We get handed to our mothers and from that point on, it’s a whole new world.
Some of us are fed with a silver spoon. Some of us are fed with government cheese. Some of us have a meal waiting for us every night at six o’clock. Some of us go so hungry, our bellies hurt.
That say our country is a melting pot and it’s true. The rich of us get richer while the poor try not to cry themselves to sleep at night. In between is everything else, a mishmash and hodgepodge of life lived daily.
On Friday afternoon, news came out of Boston that Baby Doe — a young girl whose dead body was found wrapped in a trash bag on the shoreline of Deer Island — had been identified.
Her name was Bella Bond and she wasn’t even three years old when a man whose heart and soul must have died a long time ago allegedly ended her life.
He was her mother’s boyfriend.
From where I sit, he is nothing more than a piece of shit.
In the fall of my life, I try so hard not to judge people anymore. One of my pet peeves is how so many people rush to judge others for faux pas both giant and miniscule. As if they’re better than the next person.
Matthew 7:1 says, “Judge not, that ye be not judged” and it’s probably the one Bible passage that I presently try to live by on a day-to-day basis.

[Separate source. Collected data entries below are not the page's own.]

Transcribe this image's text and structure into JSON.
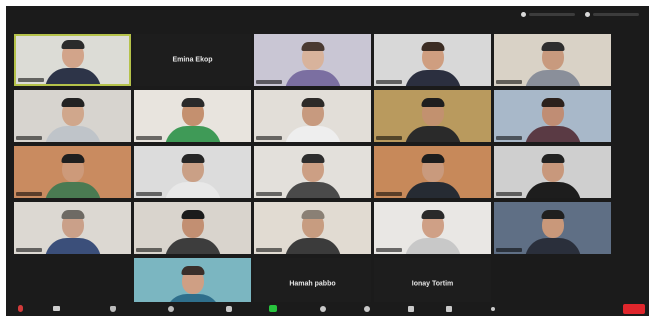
{
  "window": {
    "background": "#1b1b1b",
    "active_border": "#b5c24a"
  },
  "topbar": {
    "items": [
      {
        "icon": "view-icon"
      },
      {
        "icon": "fullscreen-icon"
      }
    ]
  },
  "tiles": [
    {
      "kind": "video",
      "active": true,
      "wall": "#dcdcd6",
      "skin": "#d2a48a",
      "hair": "#2b2b2b",
      "shirt": "#2d3448"
    },
    {
      "kind": "name",
      "name": "Emina Ekop"
    },
    {
      "kind": "video",
      "wall": "#c9c6d4",
      "skin": "#d8b39c",
      "hair": "#4a3a32",
      "shirt": "#7b6fa1"
    },
    {
      "kind": "video",
      "wall": "#d8d8d8",
      "skin": "#cf9e80",
      "hair": "#3b2c23",
      "shirt": "#2b2f3f"
    },
    {
      "kind": "video",
      "wall": "#d9d2c6",
      "skin": "#c89a7e",
      "hair": "#2e2e2e",
      "shirt": "#8a8f9a"
    },
    {
      "kind": "video",
      "wall": "#d7d4cf",
      "skin": "#d0a78c",
      "hair": "#222222",
      "shirt": "#bfc4c9"
    },
    {
      "kind": "video",
      "wall": "#e8e4de",
      "skin": "#c4906f",
      "hair": "#2a2a2a",
      "shirt": "#3f9a57"
    },
    {
      "kind": "video",
      "wall": "#e2ded8",
      "skin": "#c79a7f",
      "hair": "#2c2a28",
      "shirt": "#eeeeee"
    },
    {
      "kind": "video",
      "wall": "#b99a5e",
      "skin": "#c2916f",
      "hair": "#1e1e1e",
      "shirt": "#2a2a2a"
    },
    {
      "kind": "video",
      "wall": "#a8b8c9",
      "skin": "#c08d74",
      "hair": "#2c211c",
      "shirt": "#5a3a44"
    },
    {
      "kind": "video",
      "wall": "#c98b60",
      "skin": "#cd9a7a",
      "hair": "#1f1f1f",
      "shirt": "#4a7a52"
    },
    {
      "kind": "video",
      "wall": "#dcdcdc",
      "skin": "#caa086",
      "hair": "#262626",
      "shirt": "#e8e8e8"
    },
    {
      "kind": "video",
      "wall": "#e3e0db",
      "skin": "#cc9f84",
      "hair": "#2d2d2d",
      "shirt": "#4a4a4a"
    },
    {
      "kind": "video",
      "wall": "#c7895a",
      "skin": "#c99a7d",
      "hair": "#1d1d1d",
      "shirt": "#262b33"
    },
    {
      "kind": "video",
      "wall": "#cfcfcf",
      "skin": "#c8987c",
      "hair": "#222222",
      "shirt": "#1d1d1d"
    },
    {
      "kind": "video",
      "wall": "#dcd8d2",
      "skin": "#caa089",
      "hair": "#6e6a64",
      "shirt": "#3b4f7a"
    },
    {
      "kind": "video",
      "wall": "#d9d4cd",
      "skin": "#c28f72",
      "hair": "#1b1b1b",
      "shirt": "#3d3d3d"
    },
    {
      "kind": "video",
      "wall": "#e1dbd2",
      "skin": "#c79c80",
      "hair": "#8a8075",
      "shirt": "#3b3b3b"
    },
    {
      "kind": "video",
      "wall": "#e9e7e4",
      "skin": "#cfa086",
      "hair": "#2a2a2a",
      "shirt": "#c8c8c8"
    },
    {
      "kind": "video",
      "wall": "#5f6f85",
      "skin": "#c9987a",
      "hair": "#1f1f1f",
      "shirt": "#2a2f3b"
    },
    {
      "kind": "video",
      "wall": "#7bb6c1",
      "skin": "#cf9f84",
      "hair": "#3a2f2a",
      "shirt": "#2f6f8c"
    },
    {
      "kind": "name",
      "name": "Hamah pabbo"
    },
    {
      "kind": "name",
      "name": "Ionay Tortim"
    }
  ],
  "toolbar": {
    "buttons": [
      {
        "id": "mute",
        "icon": "microphone-icon"
      },
      {
        "id": "video",
        "icon": "video-camera-icon"
      },
      {
        "id": "security",
        "icon": "shield-icon"
      },
      {
        "id": "participants",
        "icon": "participants-icon"
      },
      {
        "id": "chat",
        "icon": "chat-icon"
      },
      {
        "id": "share",
        "icon": "share-screen-icon"
      },
      {
        "id": "record",
        "icon": "record-icon"
      },
      {
        "id": "reactions",
        "icon": "smiley-icon"
      },
      {
        "id": "apps",
        "icon": "apps-icon"
      },
      {
        "id": "whiteboard",
        "icon": "whiteboard-icon"
      },
      {
        "id": "more",
        "icon": "more-icon"
      }
    ],
    "end_color": "#e0262c"
  }
}
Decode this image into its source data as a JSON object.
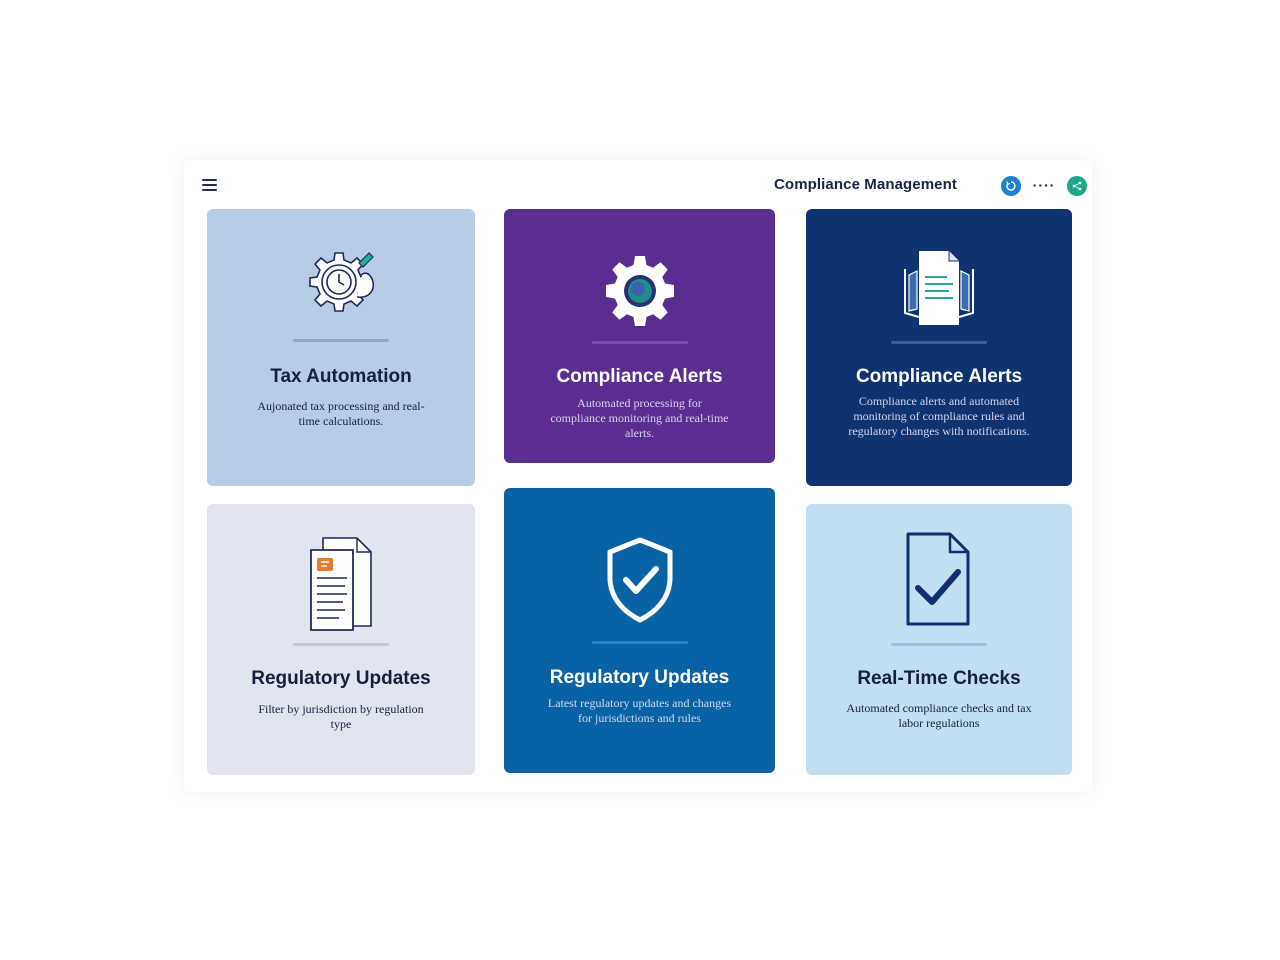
{
  "header": {
    "title": "Compliance Management",
    "menu_icon": "hamburger-menu-icon",
    "actions": [
      {
        "icon": "sync-icon",
        "color": "#1f7fd1"
      },
      {
        "icon": "more-icon",
        "label": "····"
      },
      {
        "icon": "share-icon",
        "color": "#1aa88a"
      }
    ]
  },
  "cards": [
    {
      "title": "Tax Automation",
      "description": "Aujonated tax processing and real-time calculations.",
      "icon": "gear-clock-icon",
      "background": "#b8cce6"
    },
    {
      "title": "Compliance Alerts",
      "description": "Automated processing for compliance monitoring and real-time alerts.",
      "icon": "gear-icon",
      "background": "#5a2d91"
    },
    {
      "title": "Compliance Alerts",
      "description": "Compliance alerts and automated monitoring of compliance rules and regulatory changes with notifications.",
      "icon": "document-icon",
      "background": "#0d3470"
    },
    {
      "title": "Regulatory Updates",
      "description": "Filter by jurisdiction by regulation type",
      "icon": "regulation-document-icon",
      "background": "#e1e5f0"
    },
    {
      "title": "Regulatory Updates",
      "description": "Latest regulatory updates and changes for jurisdictions and rules",
      "icon": "shield-check-icon",
      "background": "#0962a3"
    },
    {
      "title": "Real-Time Checks",
      "description": "Automated compliance checks and tax labor regulations",
      "icon": "document-check-icon",
      "background": "#c2def1"
    }
  ]
}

But when I look at the photos of Bean’s mother, and when I look into the dead eyes of that boyfriend, I can’t help but judge.

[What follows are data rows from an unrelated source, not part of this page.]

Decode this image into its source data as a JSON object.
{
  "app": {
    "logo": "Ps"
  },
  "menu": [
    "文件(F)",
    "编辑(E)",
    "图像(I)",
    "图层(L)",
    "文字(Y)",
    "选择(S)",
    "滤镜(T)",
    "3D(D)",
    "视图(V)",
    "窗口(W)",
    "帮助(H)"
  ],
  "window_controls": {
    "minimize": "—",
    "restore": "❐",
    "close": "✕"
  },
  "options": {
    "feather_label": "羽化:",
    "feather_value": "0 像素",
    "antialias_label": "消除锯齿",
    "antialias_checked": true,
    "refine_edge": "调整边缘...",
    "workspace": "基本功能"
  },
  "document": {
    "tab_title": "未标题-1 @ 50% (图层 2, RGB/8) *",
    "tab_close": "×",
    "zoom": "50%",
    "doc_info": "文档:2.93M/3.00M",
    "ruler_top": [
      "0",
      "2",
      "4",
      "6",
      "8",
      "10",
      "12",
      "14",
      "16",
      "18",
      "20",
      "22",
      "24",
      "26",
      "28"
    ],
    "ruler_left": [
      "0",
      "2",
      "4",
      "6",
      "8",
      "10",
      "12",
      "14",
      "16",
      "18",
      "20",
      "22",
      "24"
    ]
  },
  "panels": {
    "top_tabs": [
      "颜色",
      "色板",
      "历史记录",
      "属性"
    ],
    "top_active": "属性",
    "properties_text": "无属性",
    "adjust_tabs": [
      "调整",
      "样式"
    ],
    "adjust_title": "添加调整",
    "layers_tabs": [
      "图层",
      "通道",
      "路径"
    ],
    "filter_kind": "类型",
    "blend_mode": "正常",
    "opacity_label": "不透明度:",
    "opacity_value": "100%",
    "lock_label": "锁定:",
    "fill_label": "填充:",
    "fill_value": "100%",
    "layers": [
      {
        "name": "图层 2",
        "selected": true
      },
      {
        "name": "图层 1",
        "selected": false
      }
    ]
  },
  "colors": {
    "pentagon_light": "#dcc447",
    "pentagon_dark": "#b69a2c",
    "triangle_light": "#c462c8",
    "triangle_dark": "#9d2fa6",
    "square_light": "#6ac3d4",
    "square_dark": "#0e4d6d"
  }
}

He is somebody’s son, maybe somebody’s brother, maybe even a “dad” himself. But he is a piece of shit and if he did do this heinous crime then part of me wants to say nothing short of the death penalty would be a worthy retribution.
An eye and for an eye, right?
Not really. It’s too good for him.
He took away a child’s hope, a baby’s future. He took away a little bit of all us because we have to be reminded that such evil exists in our world.

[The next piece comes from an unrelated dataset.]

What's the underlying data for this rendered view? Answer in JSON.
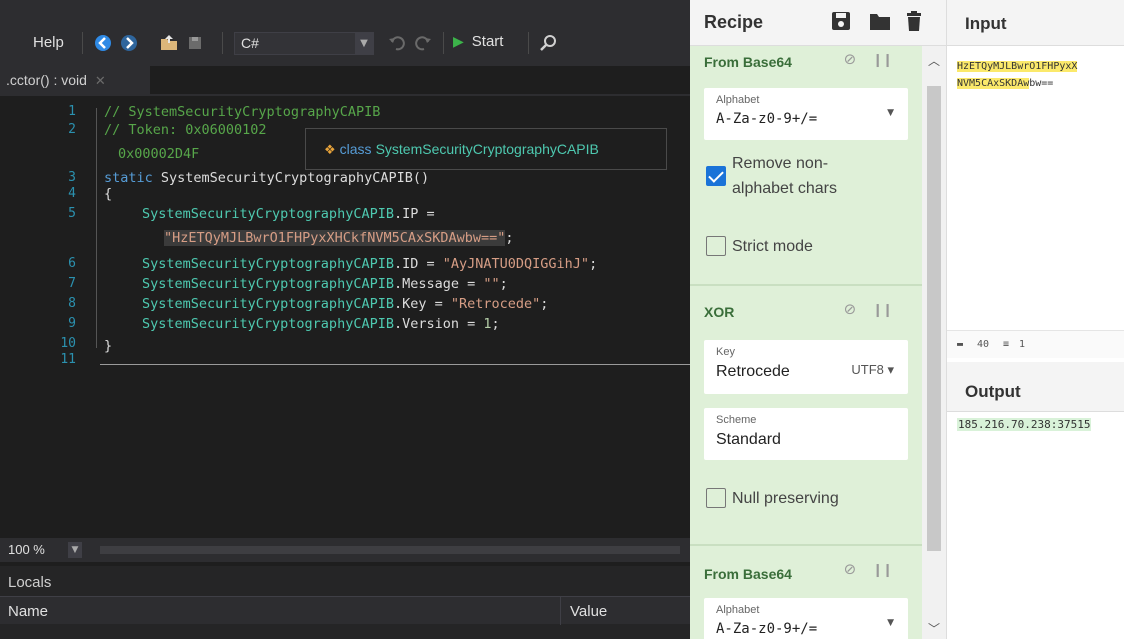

Perhaps the daily beatings of a baby killer in general population would be a just and righteous punishment. Every day in a cement cell behind bars, rotting away — if there is anything left to rot, that is.
And then I look at the mother and wonder how could this happen? How could she let such a person into her life? Drugs? Mental illness? Stupidity? Hatred?
In reading all the coverage over the last 24 hours, since Bella had been identified and we’ve learned how everybody’s heart is breaking, one sentence sent chills up my spine.
The website boston.com was talking about the mother’s facebook page. There was many photos of Bella posted on her timeline, it said.
“But the photos stop in December 2014,” the story reads. “The last photo of Bella was of the toddler opening Christmas presents with her mother.”
Bella is wearing a pink robe and sitting on a pink Hello Kitty chair as her mom helps her unwrap a gift. It’s a Kodak moment.
I can only hope that it was her last happy moment, captured forever because the thoughts of her actual final moments make me want to cry.
Bella Bond was born into this world the same as everybody else. The future should have been hers to grow into and to build. She should have grown up, felt loved and safe, gone to school, made friends that would last a lifetime, graduated and gone to college, seen the world, gotten married, had children of her own and raised them before dying of old age, loved by all those who knew her.
But we know life is not always like that. Life is cruel.
Instead, Bella died loved by a world that never got to know her; by a community who watched her disappear right under their nose and never thought about what happened to the little girl with the innocent eyes.
Did Bella really have a chance being born to that mother who had that kind of inner weakness that she would let somebody do this to her daughter? I don’t know. It appears not, but only the road traveled by that family over the last two and a half years holds the answers.
In Latin, the name Bella means beautiful, loving, lovable, graceful.
And, from looking at the pictures of the little girl taken from this world far too soon, you can see was aptly named.
May she rest in peace knowing that in death she is more loved than she ever was in life.